Vitamin D has been making front page news in the recent years. This fat-soluble vitamin has been shown to play a role in the strength of the immune system as well as a potential protector against certain kinds of cancer.

So exactly what is Vitamin D?

Vitamin D is found naturally in certain foods, like eggs, fortified milk and fish. The sun also contributes to the production of Vitamin D. The Mayo Clinic recommends 10 minutes of daily exposure in order for our bodies to transform the ultraviolet-B (UVB) rays into Vitamin D. There are actually two different kinds of Vitamin D: D2 or ergocalciferol and D3 or cholecalciferol. Vitamin D3 is the kind that we humans synthesize via the sun, whereas D2 is synthesized by plants.

Vitamin D is responsible for regulating the correct amounts of calcium and phosphorous in the blood. Recent research has linked Vitamin D as a protector against osteoporosis, hypertension (high blood pressure), cancer and a number of autoimmune disorders like rheumatoid arthritis and multiple sclerosis.

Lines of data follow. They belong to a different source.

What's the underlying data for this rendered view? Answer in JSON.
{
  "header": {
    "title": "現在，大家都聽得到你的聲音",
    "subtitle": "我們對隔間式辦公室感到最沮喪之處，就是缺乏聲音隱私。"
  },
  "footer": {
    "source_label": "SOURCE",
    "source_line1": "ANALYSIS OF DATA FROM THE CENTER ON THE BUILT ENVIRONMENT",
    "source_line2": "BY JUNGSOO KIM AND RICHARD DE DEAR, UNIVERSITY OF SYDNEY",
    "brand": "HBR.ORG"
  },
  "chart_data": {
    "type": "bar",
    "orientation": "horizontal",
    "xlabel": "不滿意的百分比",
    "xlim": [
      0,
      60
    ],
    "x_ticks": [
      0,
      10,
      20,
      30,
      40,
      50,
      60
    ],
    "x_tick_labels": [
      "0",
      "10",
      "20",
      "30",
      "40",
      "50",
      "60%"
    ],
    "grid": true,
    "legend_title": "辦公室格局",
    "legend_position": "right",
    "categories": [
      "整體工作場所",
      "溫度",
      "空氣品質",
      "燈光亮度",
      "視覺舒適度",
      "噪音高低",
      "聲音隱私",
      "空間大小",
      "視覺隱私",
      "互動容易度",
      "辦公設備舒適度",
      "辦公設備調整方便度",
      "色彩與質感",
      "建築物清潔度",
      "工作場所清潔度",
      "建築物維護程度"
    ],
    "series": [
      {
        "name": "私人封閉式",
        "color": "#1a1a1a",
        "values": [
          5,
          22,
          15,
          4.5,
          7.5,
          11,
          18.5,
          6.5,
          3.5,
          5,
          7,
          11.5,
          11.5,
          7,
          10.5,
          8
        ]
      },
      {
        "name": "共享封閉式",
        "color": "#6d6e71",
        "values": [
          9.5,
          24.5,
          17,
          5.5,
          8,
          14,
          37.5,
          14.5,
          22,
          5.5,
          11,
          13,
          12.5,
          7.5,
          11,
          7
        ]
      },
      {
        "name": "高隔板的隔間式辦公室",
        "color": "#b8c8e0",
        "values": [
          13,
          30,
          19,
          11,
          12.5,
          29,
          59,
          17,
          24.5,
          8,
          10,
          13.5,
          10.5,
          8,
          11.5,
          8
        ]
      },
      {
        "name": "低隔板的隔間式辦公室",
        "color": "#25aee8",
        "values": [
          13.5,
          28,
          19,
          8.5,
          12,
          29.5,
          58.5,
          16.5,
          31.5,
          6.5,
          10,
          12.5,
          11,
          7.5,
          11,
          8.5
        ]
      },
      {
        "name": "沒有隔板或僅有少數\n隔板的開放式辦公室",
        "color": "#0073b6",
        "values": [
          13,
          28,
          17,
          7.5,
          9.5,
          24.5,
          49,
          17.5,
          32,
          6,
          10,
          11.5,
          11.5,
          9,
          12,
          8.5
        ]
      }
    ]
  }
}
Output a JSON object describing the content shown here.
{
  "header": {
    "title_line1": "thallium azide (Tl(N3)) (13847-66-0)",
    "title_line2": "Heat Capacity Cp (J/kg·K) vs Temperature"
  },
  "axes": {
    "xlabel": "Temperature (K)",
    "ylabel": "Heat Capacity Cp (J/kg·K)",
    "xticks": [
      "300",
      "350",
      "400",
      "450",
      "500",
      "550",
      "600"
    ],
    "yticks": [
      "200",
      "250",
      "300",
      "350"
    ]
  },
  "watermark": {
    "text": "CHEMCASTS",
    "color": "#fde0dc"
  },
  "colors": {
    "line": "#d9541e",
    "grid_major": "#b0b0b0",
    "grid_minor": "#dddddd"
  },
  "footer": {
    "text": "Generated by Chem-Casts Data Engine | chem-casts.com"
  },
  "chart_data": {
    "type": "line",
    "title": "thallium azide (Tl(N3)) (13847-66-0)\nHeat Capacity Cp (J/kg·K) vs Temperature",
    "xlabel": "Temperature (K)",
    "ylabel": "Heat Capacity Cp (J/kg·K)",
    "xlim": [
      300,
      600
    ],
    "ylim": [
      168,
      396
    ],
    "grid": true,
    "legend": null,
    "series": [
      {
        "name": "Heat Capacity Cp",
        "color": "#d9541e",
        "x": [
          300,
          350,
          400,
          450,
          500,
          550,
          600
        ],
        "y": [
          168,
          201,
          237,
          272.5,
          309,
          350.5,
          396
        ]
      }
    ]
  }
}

Older people are more at risk for Vitamin D deficiency because they often don't get enough sunlight or consume the right foods that contain the vitamin. Therefore a supplement is often recommended, especially for older adults who live in colder climates where sunlight is scarce throughout the winter months.

But since Vitamin D is a fat-soluble vitamin, meaning that excess consumed levels are absorbed in the body and not excreted, it is important to work with a medical provider to determine a safe amount of Vitamin D to take. In addition, certain medications can interact with Vitamin D so it is equally important to discuss with your medical provider if your prescription medication safe to take with a Vitamin D supplement.

A simple blood test can also determine whether your Vitamin D levels are in a healthy range.